Python by Example

Conditionals

Python branching with if/elif/else, conditional expressions, and structural pattern matching with match/case (3.10+).

Python's branching uses if, elif, and else. For a quick inline choice there is the conditional expression (a if condition else b). Since Python 3.10 there is also structural pattern matching with match and case, which matches on the shape and contents of a value rather than just equality.

An if/elif/else chain evaluates each condition in order and runs the first branch that is true. elif is short for "else if" - you can have as many as you need. The else branch runs when no earlier condition matched.

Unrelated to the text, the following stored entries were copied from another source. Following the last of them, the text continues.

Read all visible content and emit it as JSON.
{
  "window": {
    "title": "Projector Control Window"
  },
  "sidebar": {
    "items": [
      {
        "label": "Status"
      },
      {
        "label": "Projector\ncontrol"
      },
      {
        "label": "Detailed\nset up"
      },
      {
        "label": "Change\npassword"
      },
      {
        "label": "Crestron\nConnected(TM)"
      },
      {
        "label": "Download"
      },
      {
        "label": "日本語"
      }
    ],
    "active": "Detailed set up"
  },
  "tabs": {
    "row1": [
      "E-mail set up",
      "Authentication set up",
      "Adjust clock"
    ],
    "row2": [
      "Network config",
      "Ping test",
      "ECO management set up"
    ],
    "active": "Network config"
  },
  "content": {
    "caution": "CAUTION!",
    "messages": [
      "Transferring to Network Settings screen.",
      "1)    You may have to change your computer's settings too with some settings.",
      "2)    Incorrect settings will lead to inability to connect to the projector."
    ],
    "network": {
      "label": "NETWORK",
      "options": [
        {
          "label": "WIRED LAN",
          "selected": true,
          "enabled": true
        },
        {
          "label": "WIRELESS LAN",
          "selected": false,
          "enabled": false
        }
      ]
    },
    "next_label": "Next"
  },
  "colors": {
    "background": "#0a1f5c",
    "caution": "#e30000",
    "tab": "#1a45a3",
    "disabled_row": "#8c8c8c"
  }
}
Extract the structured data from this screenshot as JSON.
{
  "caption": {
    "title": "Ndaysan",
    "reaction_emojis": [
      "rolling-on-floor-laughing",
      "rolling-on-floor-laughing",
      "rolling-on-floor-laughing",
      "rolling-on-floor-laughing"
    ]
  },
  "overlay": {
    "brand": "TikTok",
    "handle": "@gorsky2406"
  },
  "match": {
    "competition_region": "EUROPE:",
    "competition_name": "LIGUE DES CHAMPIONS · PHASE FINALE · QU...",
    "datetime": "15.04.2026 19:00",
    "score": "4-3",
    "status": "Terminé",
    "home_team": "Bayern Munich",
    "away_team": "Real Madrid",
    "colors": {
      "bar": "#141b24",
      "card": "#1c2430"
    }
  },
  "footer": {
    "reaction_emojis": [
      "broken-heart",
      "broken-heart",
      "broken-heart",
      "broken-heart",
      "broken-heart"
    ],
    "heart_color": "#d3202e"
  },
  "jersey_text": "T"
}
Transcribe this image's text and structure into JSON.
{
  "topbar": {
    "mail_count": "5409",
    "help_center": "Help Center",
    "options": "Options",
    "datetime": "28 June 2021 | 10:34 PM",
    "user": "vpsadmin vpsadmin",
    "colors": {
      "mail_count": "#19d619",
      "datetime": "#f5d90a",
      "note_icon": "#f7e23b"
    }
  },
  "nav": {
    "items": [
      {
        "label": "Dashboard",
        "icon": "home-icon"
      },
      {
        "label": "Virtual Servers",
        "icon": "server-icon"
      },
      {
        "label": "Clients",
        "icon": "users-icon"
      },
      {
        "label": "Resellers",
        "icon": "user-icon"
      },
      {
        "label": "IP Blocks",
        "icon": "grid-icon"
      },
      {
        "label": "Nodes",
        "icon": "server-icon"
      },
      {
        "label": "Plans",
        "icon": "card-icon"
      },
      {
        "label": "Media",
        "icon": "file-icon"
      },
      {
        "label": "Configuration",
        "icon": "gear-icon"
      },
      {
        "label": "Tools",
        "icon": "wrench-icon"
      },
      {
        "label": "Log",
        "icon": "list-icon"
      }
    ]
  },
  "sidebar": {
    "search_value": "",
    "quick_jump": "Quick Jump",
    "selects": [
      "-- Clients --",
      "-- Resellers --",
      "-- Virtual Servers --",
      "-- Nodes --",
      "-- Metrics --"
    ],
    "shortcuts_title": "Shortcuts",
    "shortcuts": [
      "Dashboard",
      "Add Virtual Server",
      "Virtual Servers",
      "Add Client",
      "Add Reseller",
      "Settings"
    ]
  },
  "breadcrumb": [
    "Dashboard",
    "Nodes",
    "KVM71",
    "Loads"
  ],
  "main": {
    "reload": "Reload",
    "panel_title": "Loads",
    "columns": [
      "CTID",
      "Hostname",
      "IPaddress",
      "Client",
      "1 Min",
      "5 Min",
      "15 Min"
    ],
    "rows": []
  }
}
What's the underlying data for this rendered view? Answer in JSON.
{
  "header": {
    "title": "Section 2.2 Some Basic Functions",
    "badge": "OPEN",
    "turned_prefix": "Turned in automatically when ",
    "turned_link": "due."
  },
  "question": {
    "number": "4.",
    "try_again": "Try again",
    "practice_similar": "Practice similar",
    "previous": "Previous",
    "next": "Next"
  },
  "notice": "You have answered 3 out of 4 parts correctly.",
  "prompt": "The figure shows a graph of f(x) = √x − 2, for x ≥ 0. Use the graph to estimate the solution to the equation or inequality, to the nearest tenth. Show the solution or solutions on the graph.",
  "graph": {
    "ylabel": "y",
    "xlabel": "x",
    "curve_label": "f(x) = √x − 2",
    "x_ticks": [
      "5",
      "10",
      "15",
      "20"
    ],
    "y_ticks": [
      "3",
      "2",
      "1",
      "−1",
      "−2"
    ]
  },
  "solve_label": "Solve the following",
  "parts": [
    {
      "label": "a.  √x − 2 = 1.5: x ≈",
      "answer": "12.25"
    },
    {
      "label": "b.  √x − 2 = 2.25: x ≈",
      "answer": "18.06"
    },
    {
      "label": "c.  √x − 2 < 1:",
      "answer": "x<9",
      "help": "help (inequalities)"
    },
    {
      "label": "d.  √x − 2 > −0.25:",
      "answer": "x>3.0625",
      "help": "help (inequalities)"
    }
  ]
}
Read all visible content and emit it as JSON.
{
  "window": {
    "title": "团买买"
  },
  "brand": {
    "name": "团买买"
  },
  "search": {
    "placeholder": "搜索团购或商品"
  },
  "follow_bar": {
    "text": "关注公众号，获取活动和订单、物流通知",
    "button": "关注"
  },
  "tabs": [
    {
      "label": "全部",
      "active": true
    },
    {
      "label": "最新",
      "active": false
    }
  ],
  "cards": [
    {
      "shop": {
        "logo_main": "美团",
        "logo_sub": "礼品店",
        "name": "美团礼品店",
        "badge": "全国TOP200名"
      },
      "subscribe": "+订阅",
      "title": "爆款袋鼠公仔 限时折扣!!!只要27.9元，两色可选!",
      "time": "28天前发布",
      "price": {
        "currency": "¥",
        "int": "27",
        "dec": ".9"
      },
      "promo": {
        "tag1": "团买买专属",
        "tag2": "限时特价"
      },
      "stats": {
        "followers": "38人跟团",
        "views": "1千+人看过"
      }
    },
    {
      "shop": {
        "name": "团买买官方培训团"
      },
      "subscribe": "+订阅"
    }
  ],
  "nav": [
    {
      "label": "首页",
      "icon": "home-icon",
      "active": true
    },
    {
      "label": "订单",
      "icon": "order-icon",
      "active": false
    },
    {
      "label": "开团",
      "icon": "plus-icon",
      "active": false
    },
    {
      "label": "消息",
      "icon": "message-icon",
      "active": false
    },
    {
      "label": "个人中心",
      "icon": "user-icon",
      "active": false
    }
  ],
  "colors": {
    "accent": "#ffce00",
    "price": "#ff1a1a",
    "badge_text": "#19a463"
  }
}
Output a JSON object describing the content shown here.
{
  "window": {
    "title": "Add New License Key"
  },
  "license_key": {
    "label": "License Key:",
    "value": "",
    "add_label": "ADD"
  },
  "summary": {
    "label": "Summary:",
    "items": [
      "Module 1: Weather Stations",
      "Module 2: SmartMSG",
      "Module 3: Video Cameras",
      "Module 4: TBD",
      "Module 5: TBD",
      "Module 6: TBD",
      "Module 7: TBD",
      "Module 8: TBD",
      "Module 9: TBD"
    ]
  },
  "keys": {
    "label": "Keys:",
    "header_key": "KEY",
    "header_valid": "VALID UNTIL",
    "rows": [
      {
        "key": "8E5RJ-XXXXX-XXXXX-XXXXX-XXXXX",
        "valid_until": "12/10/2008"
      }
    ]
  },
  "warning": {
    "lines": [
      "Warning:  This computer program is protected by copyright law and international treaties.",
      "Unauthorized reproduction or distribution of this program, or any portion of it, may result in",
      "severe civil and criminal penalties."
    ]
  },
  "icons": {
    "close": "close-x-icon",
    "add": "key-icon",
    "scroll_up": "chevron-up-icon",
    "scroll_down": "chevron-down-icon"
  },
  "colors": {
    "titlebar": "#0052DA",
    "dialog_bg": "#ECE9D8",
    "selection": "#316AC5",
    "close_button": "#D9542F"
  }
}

def classify_status(code: int) -> str:
    if code < 200:
        return "informational"
    elif code < 300:
        return "success"
    elif code < 400:
        return "redirect"
    elif code < 500:
        return "client error"
    else:
        return "server error"
 
classify_status(200)  # 'success'
classify_status(404)  # 'client error'
classify_status(503)  # 'server error'

The conditional expression (value_if_true if condition else value_if_false) fits a two-way choice on one line. It is useful for short, readable choices. Nesting conditional expressions inside one another is a code-review smell - use a regular if/else block instead.

n = 7
label = "even" if n % 2 == 0 else "odd"
label  # 'odd'
 
# Readable: one level deep
status = "active" if user.is_logged_in else "guest"
 
# Avoid: nested ternaries are hard to read at a glance
# result = "a" if x else ("b" if y else "c")  -- use if/elif/else

match/case (Python 3.10+) is structural pattern matching - it inspects the shape and contents of a value, not just its equality. A case clause can destructure a dict, pull out fields by name, and bind them as local variables in one step. One important detail: case x: with a bare name always binds (it never compares), so use a dotted name like case Color.RED: to compare against a constant.

def handle(event: dict) -> str:
    match event:
        case {"type": "click", "x": x, "y": y}:
            return f"click at ({x}, {y})"
        case {"type": "keypress", "key": key}:
            return f"key: {key}"
        case {"type": str(t)}:
            return f"unknown event type: {t}"
        case _:
            return "malformed event"
 
handle({"type": "click", "x": 10, "y": 20})   # 'click at (10, 20)'
handle({"type": "keypress", "key": "Enter"})   # 'key: Enter'

In production

match is structural pattern matching, not a C-style switch - it matches shape, not just equality. Reach for it on tagged dicts, parsed JSON, AST nodes, and message envelopes where you want to destructure and bind fields in one step; for plain equality dispatch a chain of elif is clearer. case x: with a bare name binds rather than compares - use a dotted name (case Color.RED:) or a guard (case x if x == sentinel:) when you need literal comparison.